The heat source for this device is a large solar reflector. Since the device should be long and thin a parabolic trough may be the most efficient form. However, we don't want to heat the entire length evenly; we want to heat alternating sections. That could be done using mobile reflectors between the trough and the device or by making trough sections that can change their focal point along the length of the device. It could also be done with a fixed reflector geometry that makes hotspots and then moving the entire reflector or the entire device. Since this is a batch process requiring a certain number of zone passes, let's assume the reflector is on a rail or is otherwise mobile. The device is loaded with material to refine, then heated to just below melting in a flat spot in the reflector. The active part of the reflector is a series of flat-bottomed troughs; the cylindrical flat section reflects any radiated heat from the heating zone back into itself, while the parabolic trough walls are angled to concentrate sunlight onto the heating zone. The cooling zone is above the angled parts so no sunlight is reflected into the zone. The reflector is then moved on a rack or rail or cable system until the required number of zones have passed.

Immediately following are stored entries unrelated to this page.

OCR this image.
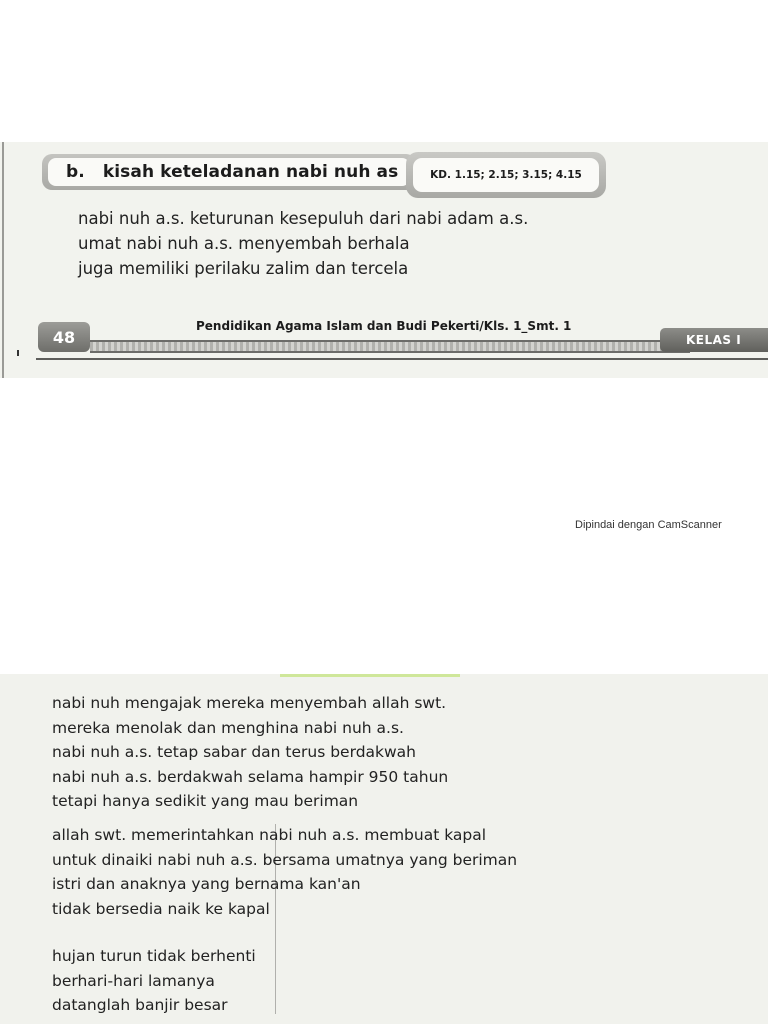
b. kisah keteladanan nabi nuh as	KD. 1.15; 2.15; 3.15; 4.15
nabi nuh a.s. keturunan kesepuluh dari nabi adam a.s.
umat nabi nuh a.s. menyembah berhala
juga memiliki perilaku zalim dan tercela
48
Pendidikan Agama Islam dan Budi Pekerti/Kls. 1_Smt. 1
KELAS I
Dipindai dengan CamScanner
nabi nuh mengajak mereka menyembah allah swt.
mereka menolak dan menghina nabi nuh a.s.
nabi nuh a.s. tetap sabar dan terus berdakwah
nabi nuh a.s. berdakwah selama hampir 950 tahun
tetapi hanya sedikit yang mau beriman
allah swt. memerintahkan nabi nuh a.s. membuat kapal
untuk dinaiki nabi nuh a.s. bersama umatnya yang beriman
istri dan anaknya yang bernama kan'an
tidak bersedia naik ke kapal
hujan turun tidak berhenti
berhari-hari lamanya
datanglah banjir besar
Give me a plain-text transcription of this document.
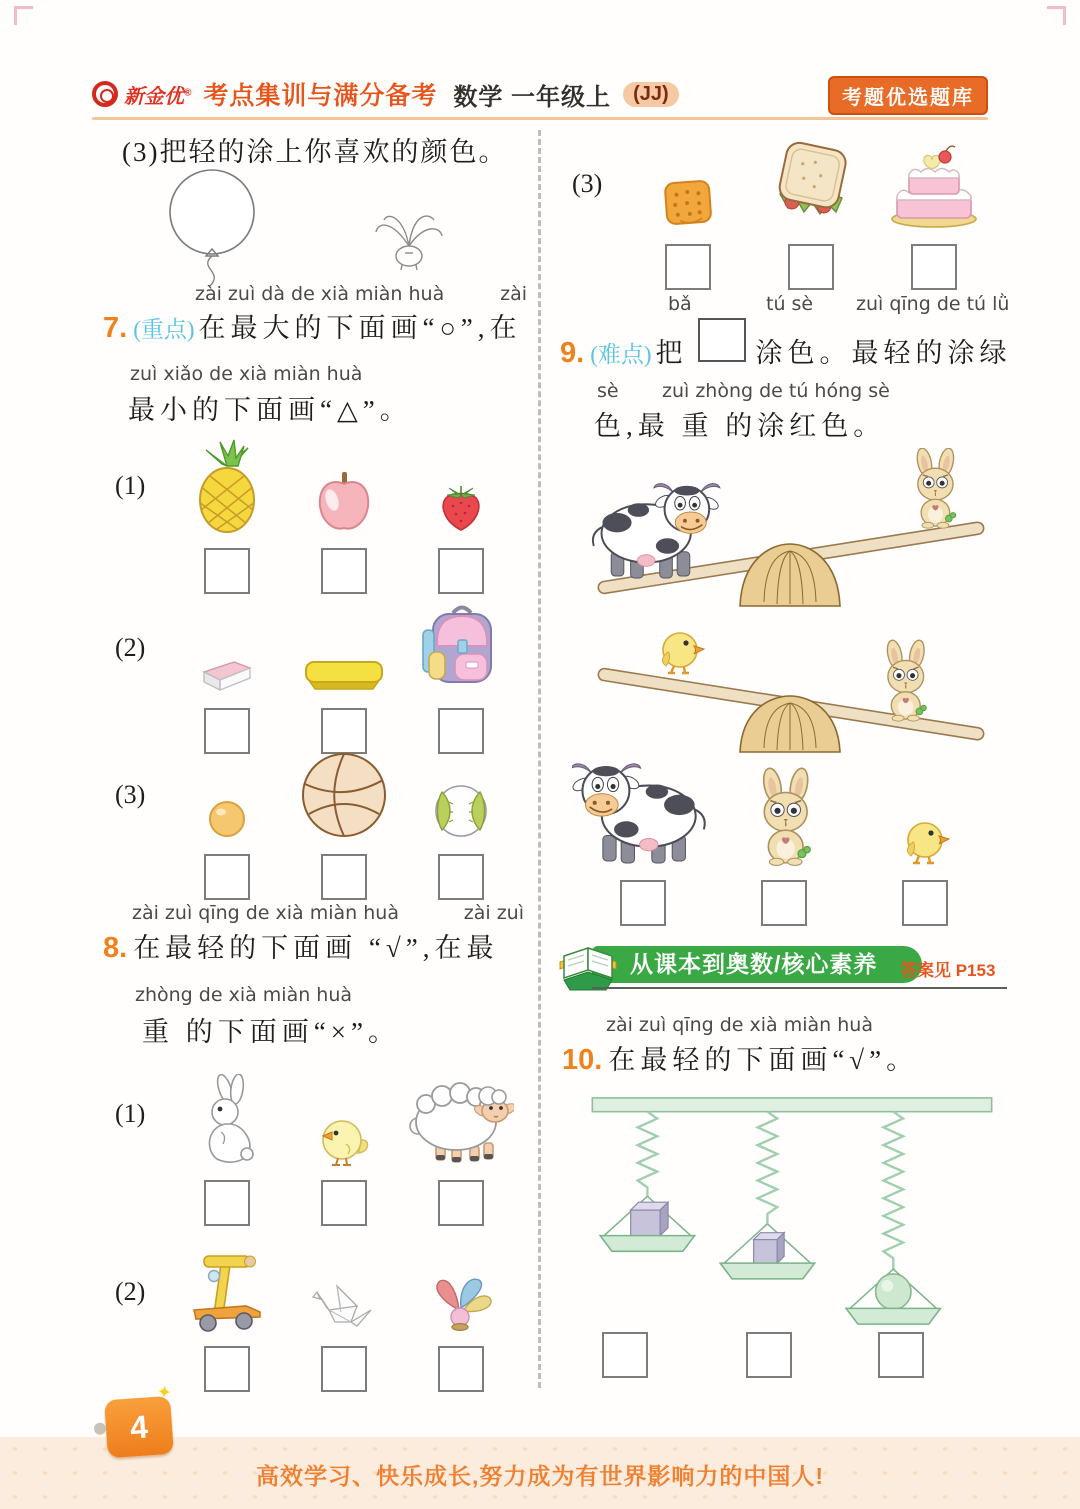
新金优® 考点集训与满分备考 数学 一年级上	(JJ)	考题优选题库
(3)把轻的涂上你喜欢的颜色。
zài zuì dà de xià miàn huà	zài
7. (重点) 在最大的下面画“○”,在
zuì xiǎo de xià miàn huà
最小的下面画“△”。
(1)
(2)
(3)
zài zuì qīng de xià miàn huà	zài zuì
8. 在最轻的下面画 “√”,在最
zhòng de xià miàn huà
重 的下面画“×”。
(1)
(2)
(3)
bǎ	tú sè zuì qīng de tú lǜ
9. (难点) 把	涂色。最轻的涂绿
sè zuì zhòng de tú hóng sè
色,最 重 的涂红色。
从课本到奥数/核心素养	答案见 P153
zài zuì qīng de xià miàn huà
10. 在最轻的下面画“√”。
✦
4
高效学习、快乐成长,努力成为有世界影响力的中国人!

 The heat sink for this device could be passive radiation. That would require modeling to make certain it is feasible, but I'd bet it could be made to work. Another, faster option would be coolant channels built into the wall of the device, with valves to control which zones are being actively cooled. This poses a challenge: what can be used as a fluid coolant at 2200 °C? Water, CO and CO2 all dissociate. Hydrogen would attack the magnesia, liberating oxygen and leaving magnesium metal in the coolant channels. Helium seems to be the only viable option. Since the system can be closed or sealed, there would not normally be any significant gas leaks; this is important because helium is exceedingly rare away from Earth. The trouble with helium is that it will migrate through the tiniest of pores. I'm not convinced a ceramic material can reliably hold high-pressure high-temperature helium, particularly in a device built in the field. Perhaps sodium or calcium vapor could be used. For now I'll assume passive radiation with a possible future model using active cooling.

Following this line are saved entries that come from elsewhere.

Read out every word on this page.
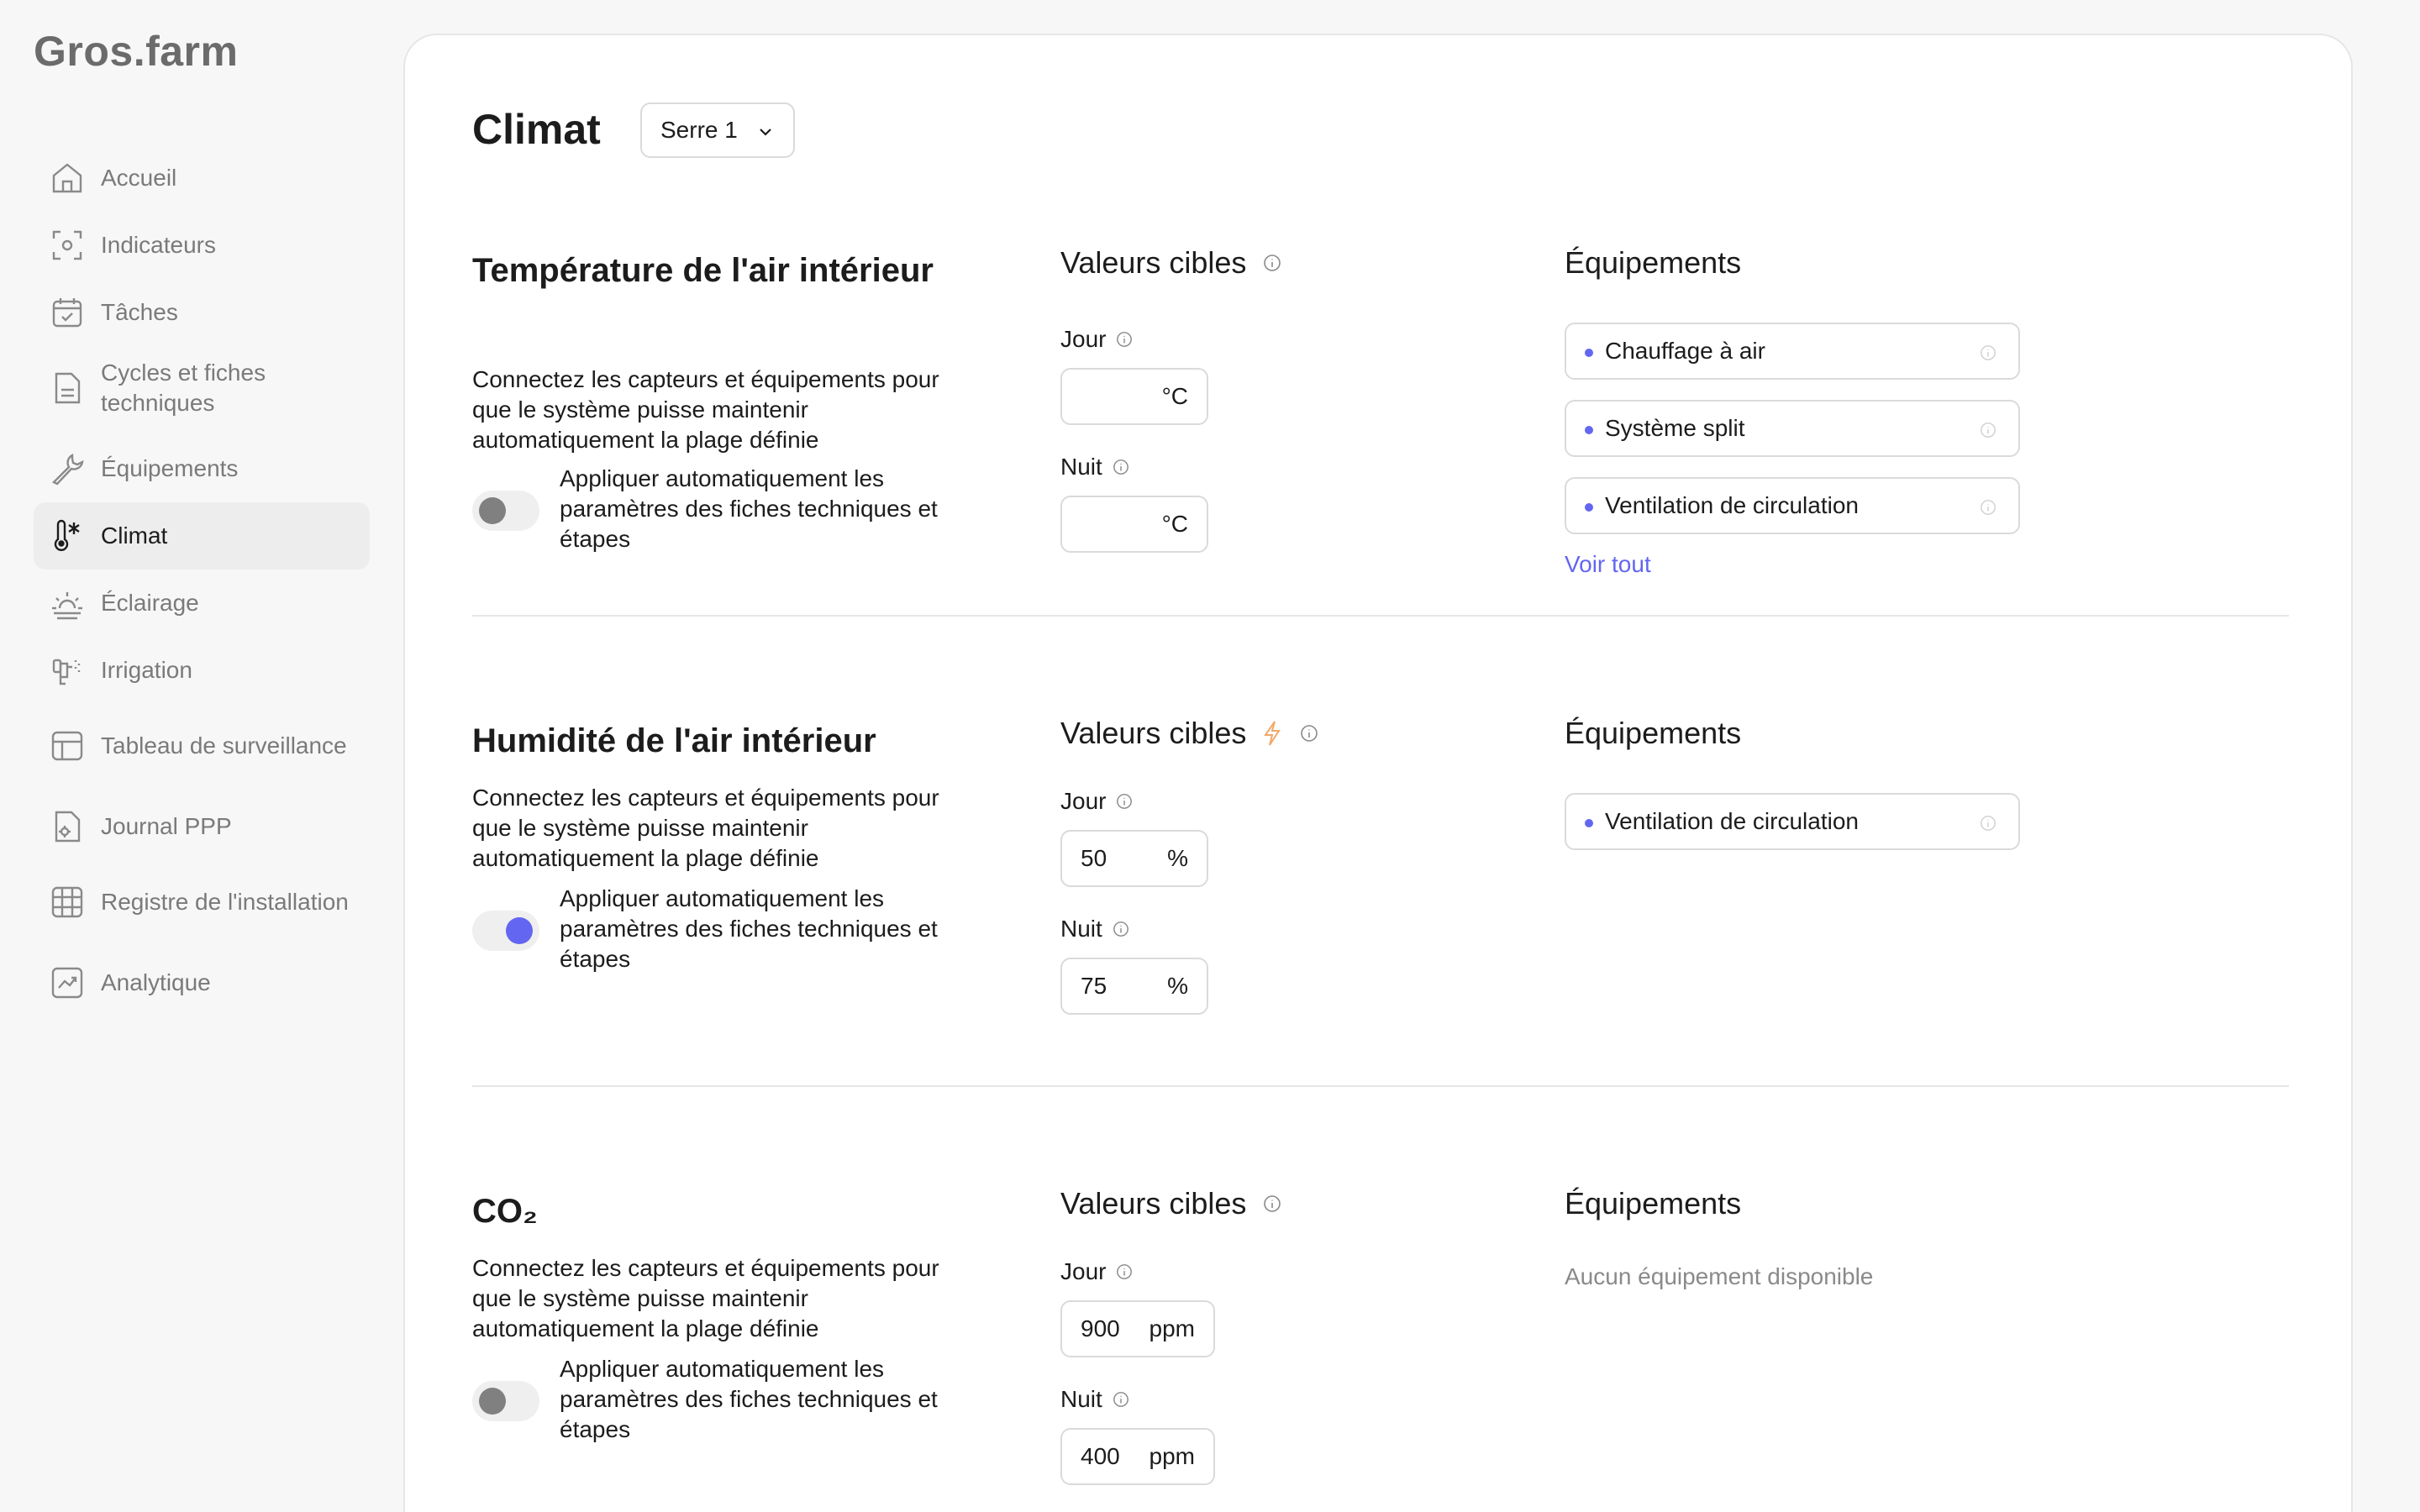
Gros.farm
Accueil
Indicateurs
Tâches
Cycles et fiches techniques
Équipements
Climat
Éclairage
Irrigation
Tableau de surveillance
Journal PPP
Registre de l'installation
Analytique
Climat	Serre 1
Température de l'air intérieur

Connectez les capteurs et équipements pour que le système puisse maintenir automatiquement la plage définie

Appliquer automatiquement les paramètres des fiches techniques et étapes

Valeurs cibles
Jour
°C
Nuit
°C
Équipements
Chauffage à air
Système split
Ventilation de circulation
Voir tout
Humidité de l'air intérieur

Connectez les capteurs et équipements pour que le système puisse maintenir automatiquement la plage définie

Appliquer automatiquement les paramètres des fiches techniques et étapes

Valeurs cibles
Jour
50	%
Nuit
75	%
Équipements
Ventilation de circulation
CO₂

Connectez les capteurs et équipements pour que le système puisse maintenir automatiquement la plage définie

Appliquer automatiquement les paramètres des fiches techniques et étapes

Valeurs cibles
Jour
900 ppm
Nuit
400 ppm
Équipements

Aucun équipement disponible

 Performance numbers will require modeling. I'm not sure how I will get that done with no resources, but it's something to consider another day.

 The output of the device is a long bar of material, separated into pure elements in order of their melting points. More or less. I've had trouble finding conclusive statements that no eutectic mixtures are encountered, so if anyone has a definite reference I would appreciate it. Further processing is necessary since we do not necessarily know the exact composition of the starting material. Some kind of elemental analysis (neutron or x-ray spectrometer, mass spectrometer, etc.) is used to identify boundaries between materials; these boundaries are cut with enough margin on either side to give pure bars of metal and several impure slices from boundary layers. These slices can be added to the next charge or stockpiled for later use; rare elements will tend to accumulate in the boundary slices and at the ends of the cylinder, so over several cycles of refining these rare materials can be concentrated until there are useful quantities available.

 Bulk slices of refinery bars represent very pure materials, including semiconductor-grade silicon. These can be used to make strong alloys with precise chemical formulas and can also be used to make semiconductor devices like light-emitting diodes and photovoltaic cells. This is a reagent-free approach to pure inputs for many processes using what is available in space: dry dirt and sunlight.